Sedantes, explicó Ramírez, suficientes para incapacitar a varios niños. No solo estaban recopilando información, comprendió Jonathan, con la voz endurecida. Estaban planeando un secuestro.
—Apalancamiento —coincidió Ramírez—. Tomar a un niño y obligar al padre a cooperar. Es una estrategia antigua, pero efectiva.
Jonathan apretó la mandíbula. Quiero que se asignen escuadrones de seguridad a todas las familias afectadas, y quiero protección permanente para Malik hasta que neutralicemos esta amenaza por completo. Ya está arreglado, le aseguró Ramírez.

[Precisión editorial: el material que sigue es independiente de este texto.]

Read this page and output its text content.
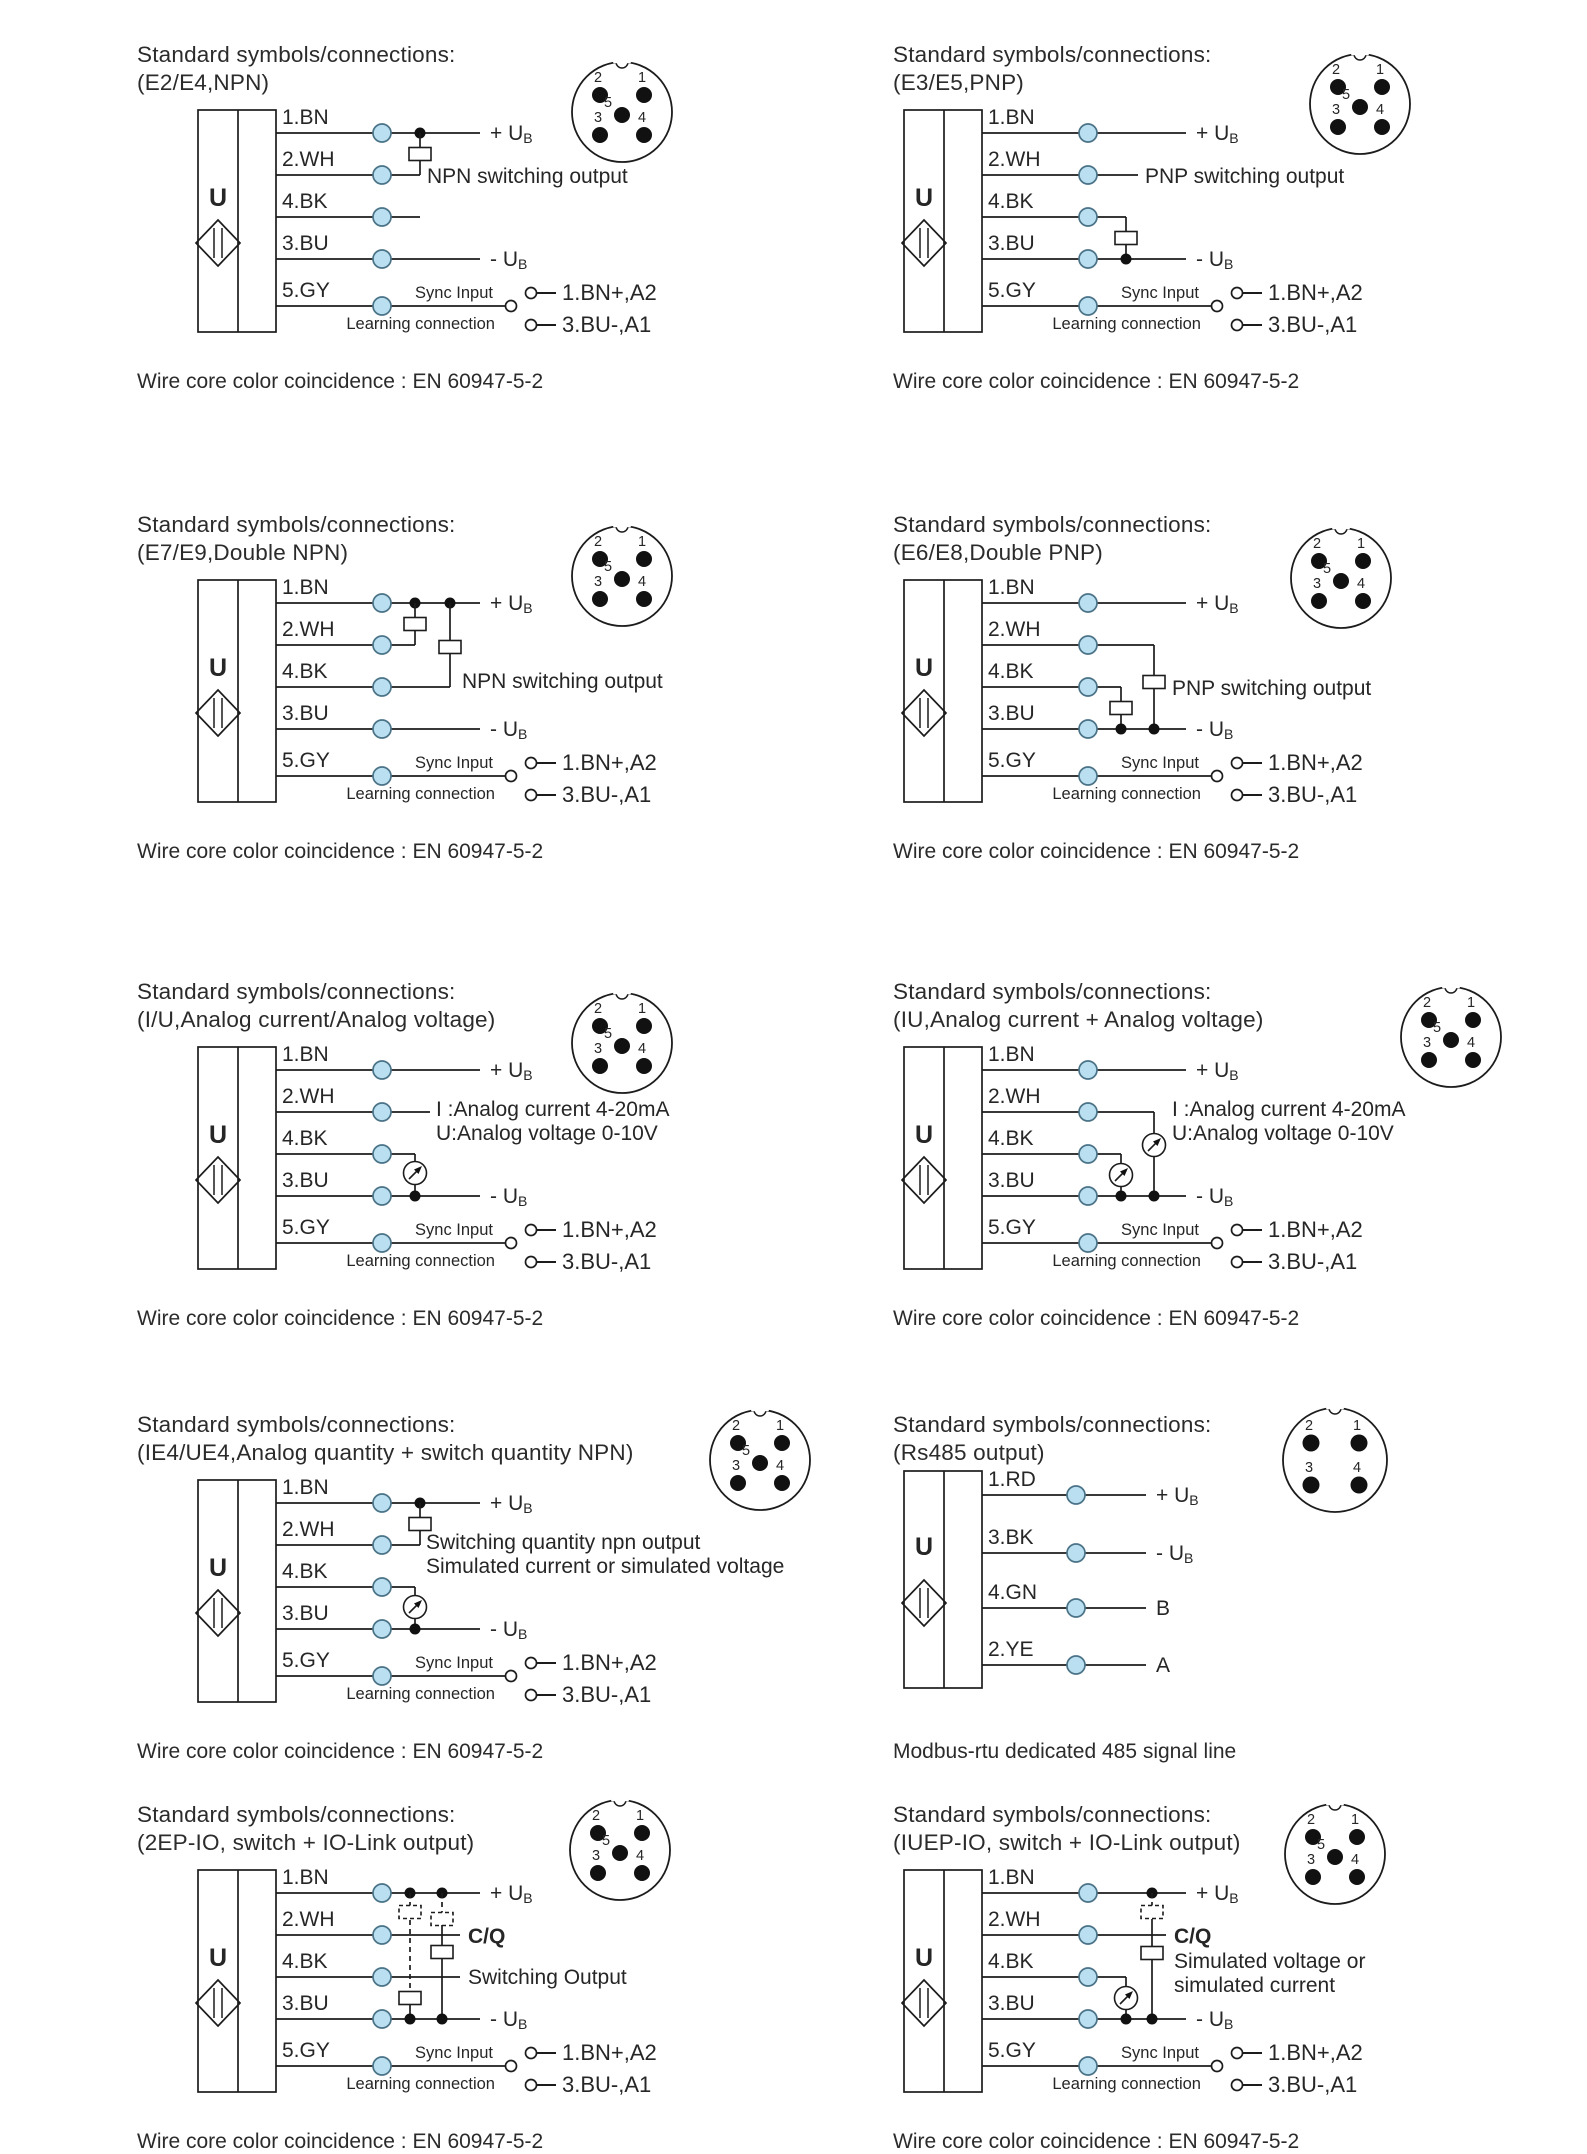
Standard symbols/connections:
(E2/E4,NPN)
U
1.BN
2.WH
4.BK
3.BU
5.GY
NPN switching output
+ UB
- UB
Sync Input
Learning connection
1.BN+,A2
3.BU-,A1
2 1
5
3 4
Wire core color coincidence : EN 60947-5-2
Standard symbols/connections:
(E3/E5,PNP)
U
1.BN
2.WH
4.BK
3.BU
5.GY
PNP switching output
+ UB
- UB
Sync Input
Learning connection
1.BN+,A2
3.BU-,A1
2 1
5
3 4
Wire core color coincidence : EN 60947-5-2
Standard symbols/connections:
(E7/E9,Double NPN)
U
1.BN
2.WH
4.BK
3.BU
5.GY
NPN switching output
+ UB
- UB
Sync Input
Learning connection
1.BN+,A2
3.BU-,A1
2 1
5
3 4
Wire core color coincidence : EN 60947-5-2
Standard symbols/connections:
(E6/E8,Double PNP)
U
1.BN
2.WH
4.BK
3.BU
5.GY
PNP switching output
+ UB
- UB
Sync Input
Learning connection
1.BN+,A2
3.BU-,A1
2 1
5
3 4
Wire core color coincidence : EN 60947-5-2
Standard symbols/connections:
(I/U,Analog current/Analog voltage)
U
1.BN
2.WH
4.BK
3.BU
5.GY
I :Analog current 4-20mA
U:Analog voltage 0-10V
+ UB
- UB
Sync Input
Learning connection
1.BN+,A2
3.BU-,A1
2 1
5
3 4
Wire core color coincidence : EN 60947-5-2
Standard symbols/connections:
(IU,Analog current + Analog voltage)
U
1.BN
2.WH
4.BK
3.BU
5.GY
I :Analog current 4-20mA
U:Analog voltage 0-10V
+ UB
- UB
Sync Input
Learning connection
1.BN+,A2
3.BU-,A1
2 1
5
3 4
Wire core color coincidence : EN 60947-5-2
Standard symbols/connections:
(IE4/UE4,Analog quantity + switch quantity NPN)
U
1.BN
2.WH
4.BK
3.BU
5.GY
Switching quantity npn output
Simulated current or simulated voltage
+ UB
- UB
Sync Input
Learning connection
1.BN+,A2
3.BU-,A1
2 1
5
3 4
Wire core color coincidence : EN 60947-5-2
Standard symbols/connections:
(Rs485 output)
U
1.RD
3.BK
4.GN
2.YE
+ UB
- UB
B
A
2	1
3	4
Modbus-rtu dedicated 485 signal line
Standard symbols/connections:
(2EP-IO, switch + IO-Link output)
U
1.BN
2.WH
4.BK
3.BU
5.GY
C/Q
Switching Output
+ UB
- UB
Sync Input
Learning connection
1.BN+,A2
3.BU-,A1
2 1
5
3 4
Wire core color coincidence : EN 60947-5-2
Standard symbols/connections:
(IUEP-IO, switch + IO-Link output)
U
1.BN
2.WH
4.BK
3.BU
5.GY
C/Q
Simulated voltage or
simulated current
+ UB
- UB
Sync Input
Learning connection
1.BN+,A2
3.BU-,A1
2 1
5
3 4
Wire core color coincidence : EN 60947-5-2
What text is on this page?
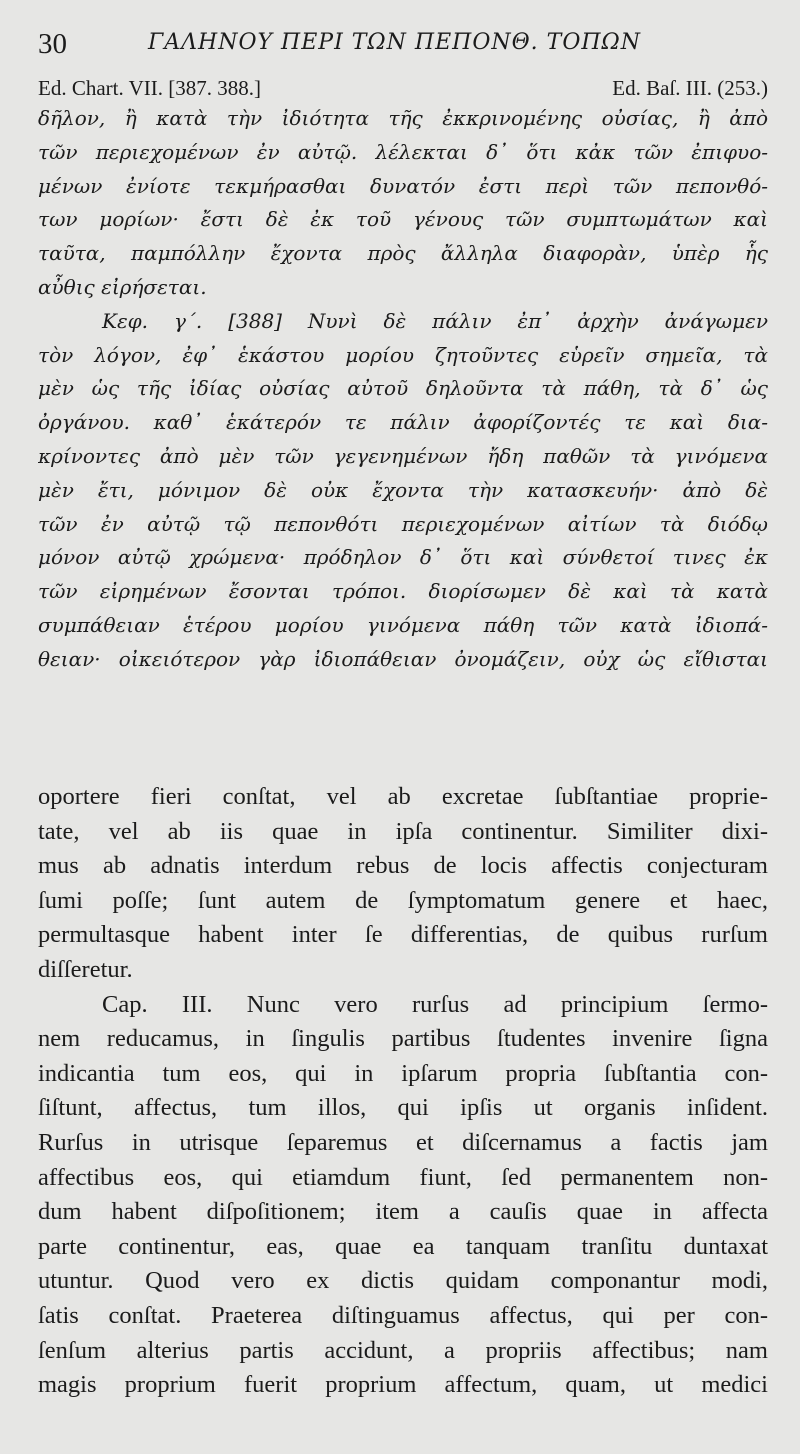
30	ΓΑΛΗΝΟΥ ΠΕΡΙ ΤΩΝ ΠΕΠΟΝΘ. ΤΟΠΩΝ
Ed. Chart. VII. [387. 388.]	Ed. Baſ. III. (253.)
δῆλον, ἢ κατὰ τὴν ἰδιότητα τῆς ἐκκρινομένης οὐσίας, ἢ ἀπὸ
τῶν περιεχομένων ἐν αὐτῷ. λέλεκται δ᾽ ὅτι κἀκ τῶν ἐπιφυο-
μένων ἐνίοτε τεκμήρασθαι δυνατόν ἐστι περὶ τῶν πεπονθό-
των μορίων· ἔστι δὲ ἐκ τοῦ γένους τῶν συμπτωμάτων καὶ
ταῦτα, παμπόλλην ἔχοντα πρὸς ἄλληλα διαφορὰν, ὑπὲρ ἧς
αὖθις εἰρήσεται.
Κεφ. γ΄. [388] Νυνὶ δὲ πάλιν ἐπ᾽ ἀρχὴν ἀνάγωμεν
τὸν λόγον, ἐφ᾽ ἑκάστου μορίου ζητοῦντες εὑρεῖν σημεῖα, τὰ
μὲν ὡς τῆς ἰδίας οὐσίας αὐτοῦ δηλοῦντα τὰ πάθη, τὰ δ᾽ ὡς
ὀργάνου. καθ᾽ ἑκάτερόν τε πάλιν ἀφορίζοντές τε καὶ δια-
κρίνοντες ἀπὸ μὲν τῶν γεγενημένων ἤδη παθῶν τὰ γινόμενα
μὲν ἔτι, μόνιμον δὲ οὐκ ἔχοντα τὴν κατασκευήν· ἀπὸ δὲ
τῶν ἐν αὐτῷ τῷ πεπονθότι περιεχομένων αἰτίων τὰ διόδῳ
μόνον αὐτῷ χρώμενα· πρόδηλον δ᾽ ὅτι καὶ σύνθετοί τινες ἐκ
τῶν εἰρημένων ἔσονται τρόποι. διορίσωμεν δὲ καὶ τὰ κατὰ
συμπάθειαν ἑτέρου μορίου γινόμενα πάθη τῶν κατὰ ἰδιοπά-
θειαν· οἰκειότερον γὰρ ἰδιοπάθειαν ὀνομάζειν, οὐχ ὡς εἴθισται
oportere fieri conſtat, vel ab excretae ſubſtantiae proprie-
tate, vel ab iis quae in ipſa continentur. Similiter dixi-
mus ab adnatis interdum rebus de locis affectis conjecturam
ſumi poſſe; ſunt autem de ſymptomatum genere et haec,
permultasque habent inter ſe differentias, de quibus rurſum
diſſeretur.
Cap. III. Nunc vero rurſus ad principium ſermo-
nem reducamus, in ſingulis partibus ſtudentes invenire ſigna
indicantia tum eos, qui in ipſarum propria ſubſtantia con-
ſiſtunt, affectus, tum illos, qui ipſis ut organis inſident.
Rurſus in utrisque ſeparemus et diſcernamus a factis jam
affectibus eos, qui etiamdum fiunt, ſed permanentem non-
dum habent diſpoſitionem; item a cauſis quae in affecta
parte continentur, eas, quae ea tanquam tranſitu duntaxat
utuntur. Quod vero ex dictis quidam componantur modi,
ſatis conſtat. Praeterea diſtinguamus affectus, qui per con-
ſenſum alterius partis accidunt, a propriis affectibus; nam
magis proprium fuerit proprium affectum, quam, ut medici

Pero hay algo más que deberías ver. Ella lo condujo a otra mesa donde una laptop mostraba imágenes de seguridad de la escuela. Las recuperamos de los servidores de respaldo.
Mira al conserje, el que agarró a tu hijo. Jonathan se inclinó, observando cómo la grabación mostraba a Malik siguiendo al agente disfrazado hasta la sala de calderas. Sus instintos paternales se encendieron con furia protectora, pero su formación profesional lo mantuvo concentrado en lo que Ramírez le mostraba.
—Ahí —señaló mientras el conserje se giraba de repente y agarraba a Malik—. Reconoció a su hijo específicamente. No fue casualidad.
Sabía exactamente quién era Malik. Nos han estado vigilando, dijo Jonathan, y la comprensión se le quedó grabada en la mente. No solo en la escuela, sino también en casa.
La camioneta negra que Malik vio afuera de nuestra casa no era nuestra, confirmó Ramírez. Revisamos los registros de vigilancia. No había ningún destacamento de protección autorizado en su residencia hasta hoy.
Jonathan pensó rápidamente en las implicaciones. Si agentes extranjeros habían estado vigilando su casa, ¿qué más podrían saber sobre su trabajo, sobre las operaciones clasificadas en las que había participado? «Tengo que llevar a Malik a casa», dijo. «Y luego, tengo que revisar nuestra casa para ver si hay equipo de vigilancia».